Young Members Group shines at YPC

January 9, 2024, 4:48PMNuclear NewsKen Petersen

Ken Petersen
president@ans.org

A big thank-you to the American Nuclear Society Young Members Group for all it accomplished at the Young Professionals Congress (YPC) and President’s Special Session at the 2023 ANS Winter Conference and Expo.

The YPC was held on Saturday, November 11. Its chair, Miriam Kreher, and the YPC planning committee did an excellent job organizing and executing the congress. Its three tracks had something for everyone, including knowledge expansion and soft skills training. The speakers at the congress, including Katy Huff, assistant secretary for nuclear energy, were outstanding in every category.

The President’s Special Session was organized by the Young Members Group (YMG). Matt Wargon, YMG chair, and the planning committee did an incredible job. We kicked around several ideas for a theme before landing on “Space: The [Next] Nuclear Frontier.”

The panel was top-notch. We heard from Bhavya Lal, former NASA associate administrator for technology, policy, and strategy; Steve Squyres, chief scientist at Blue Origin; Tabitha Dodson, DARPA program manager for DRACO (Demonstration Rocket for Agile Cislunar Operations); Kate Kelly, director of space and emerging programs at BWXT Advanced Technologies; Jack Goodwin, director of business development for lunar surface systems at Astrobotic; and Tyler Bernstein, chief executive officer at Zeno Power.

Nuclear clearly has an important role in space, and the panel spoke to this need. Take lunar surface power, for one example. On the moon, the sun shines only during the lunar day (14 Earth days) and then is followed by a lunar night (14 Earth days) of darkness. For lunar exploration, the ideal power source is one that is reliable and not dependent on the sun. If there isn’t sufficient power to last the lunar night, then an exploratory craft will freeze (and die). Conditions are even more challenging at the lunar south pole, where the ice there is in permanently shadowed regions without any sunlight. But given enough power, the ice could be mined for oxygen and hydrogen, which could enable nearly endless opportunities.

To prepare for the session, I watched Good Night Oppy, a documentary on the Mars rover Opportunity (and its twin, Spirit). Panelist Steve Squyres spent nearly 20 years as the principal investigator for the science payload for NASA’s Mars Exploration Rover project, and he worked to get the mission approved and the rovers ready to launch. They were supposed to last only 90 days, but they were so well designed and built that they lasted for years—in Opportunity’s case, almost 15 years—primarily due to the radioisotope heater units that kept the components warm through the Martian nights.
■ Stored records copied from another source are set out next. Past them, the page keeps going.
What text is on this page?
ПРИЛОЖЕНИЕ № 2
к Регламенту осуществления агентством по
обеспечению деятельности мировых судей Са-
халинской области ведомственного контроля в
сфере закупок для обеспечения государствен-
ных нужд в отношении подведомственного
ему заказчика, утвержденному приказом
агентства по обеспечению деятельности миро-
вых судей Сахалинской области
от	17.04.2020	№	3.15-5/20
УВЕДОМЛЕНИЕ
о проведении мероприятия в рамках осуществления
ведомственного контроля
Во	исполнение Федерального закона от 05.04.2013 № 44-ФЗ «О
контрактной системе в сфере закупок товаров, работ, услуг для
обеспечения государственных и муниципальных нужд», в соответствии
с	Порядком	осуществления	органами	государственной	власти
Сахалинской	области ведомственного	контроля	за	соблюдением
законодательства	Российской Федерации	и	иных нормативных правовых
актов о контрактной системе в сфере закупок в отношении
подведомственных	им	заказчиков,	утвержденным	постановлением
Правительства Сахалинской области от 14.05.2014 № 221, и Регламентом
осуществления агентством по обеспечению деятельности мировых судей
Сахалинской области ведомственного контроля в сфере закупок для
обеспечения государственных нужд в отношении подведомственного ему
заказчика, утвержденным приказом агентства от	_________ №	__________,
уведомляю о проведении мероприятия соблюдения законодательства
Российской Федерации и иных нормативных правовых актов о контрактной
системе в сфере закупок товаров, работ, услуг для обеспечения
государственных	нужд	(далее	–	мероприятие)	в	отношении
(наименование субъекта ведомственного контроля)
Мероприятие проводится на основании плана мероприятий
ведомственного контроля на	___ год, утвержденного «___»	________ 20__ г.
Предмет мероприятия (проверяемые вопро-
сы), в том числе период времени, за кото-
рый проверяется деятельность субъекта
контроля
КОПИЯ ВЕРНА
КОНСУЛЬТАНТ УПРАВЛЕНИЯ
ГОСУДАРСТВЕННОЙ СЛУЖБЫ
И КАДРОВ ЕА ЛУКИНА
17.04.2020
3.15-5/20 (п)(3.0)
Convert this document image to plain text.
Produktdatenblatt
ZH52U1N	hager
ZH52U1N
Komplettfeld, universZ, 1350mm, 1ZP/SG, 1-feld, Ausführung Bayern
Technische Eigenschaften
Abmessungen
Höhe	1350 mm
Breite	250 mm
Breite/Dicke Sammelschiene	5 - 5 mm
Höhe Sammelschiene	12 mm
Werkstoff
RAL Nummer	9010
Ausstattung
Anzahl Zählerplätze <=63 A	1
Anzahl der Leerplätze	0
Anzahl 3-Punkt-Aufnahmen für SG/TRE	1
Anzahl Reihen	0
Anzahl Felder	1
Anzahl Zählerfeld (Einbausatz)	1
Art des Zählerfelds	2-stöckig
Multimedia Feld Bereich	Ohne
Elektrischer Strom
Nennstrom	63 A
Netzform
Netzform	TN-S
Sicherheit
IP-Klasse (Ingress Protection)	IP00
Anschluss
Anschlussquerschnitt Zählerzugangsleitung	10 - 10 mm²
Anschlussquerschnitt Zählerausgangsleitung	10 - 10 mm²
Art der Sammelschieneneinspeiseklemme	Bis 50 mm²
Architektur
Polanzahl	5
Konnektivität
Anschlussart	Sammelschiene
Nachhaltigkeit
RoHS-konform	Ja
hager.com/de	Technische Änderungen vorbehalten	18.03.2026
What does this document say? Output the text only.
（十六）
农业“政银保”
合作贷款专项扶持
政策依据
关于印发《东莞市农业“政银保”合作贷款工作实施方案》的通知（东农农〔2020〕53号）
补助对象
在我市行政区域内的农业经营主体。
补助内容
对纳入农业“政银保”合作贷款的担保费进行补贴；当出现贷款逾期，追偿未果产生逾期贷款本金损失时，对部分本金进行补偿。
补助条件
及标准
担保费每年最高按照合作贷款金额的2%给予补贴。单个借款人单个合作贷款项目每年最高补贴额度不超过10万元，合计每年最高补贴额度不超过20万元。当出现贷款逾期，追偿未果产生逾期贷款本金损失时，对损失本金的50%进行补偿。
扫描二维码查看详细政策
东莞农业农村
This is just one example of what nuclear brings us. It can accomplish goals that other forms of energy just cannot do. It literally can expand our universe of knowledge.


My sincere thanks to the members of the YPC Planning Committee: Kelsey Amundson, Fabiano Carvalho, Tim Crook, Jack Fletcher, Evan Gonzalez, Victor Ibarra Jr., Matt Jasica, Miriam Kreher (chair), Iza Lantgios, Julie McCallum, John Mobley IV, Nathan Ryan, Will Searight, Pierre-Clément Simon, Patrick Snouffer, and Matt Wargon.

I am also grateful to the President’s Special Session Planning Committee: Kelsey Amundson, Tim Crook, Julie McCallum, Patrick Snouffer, Ishita Trivedi, and Matt Wargon (chair).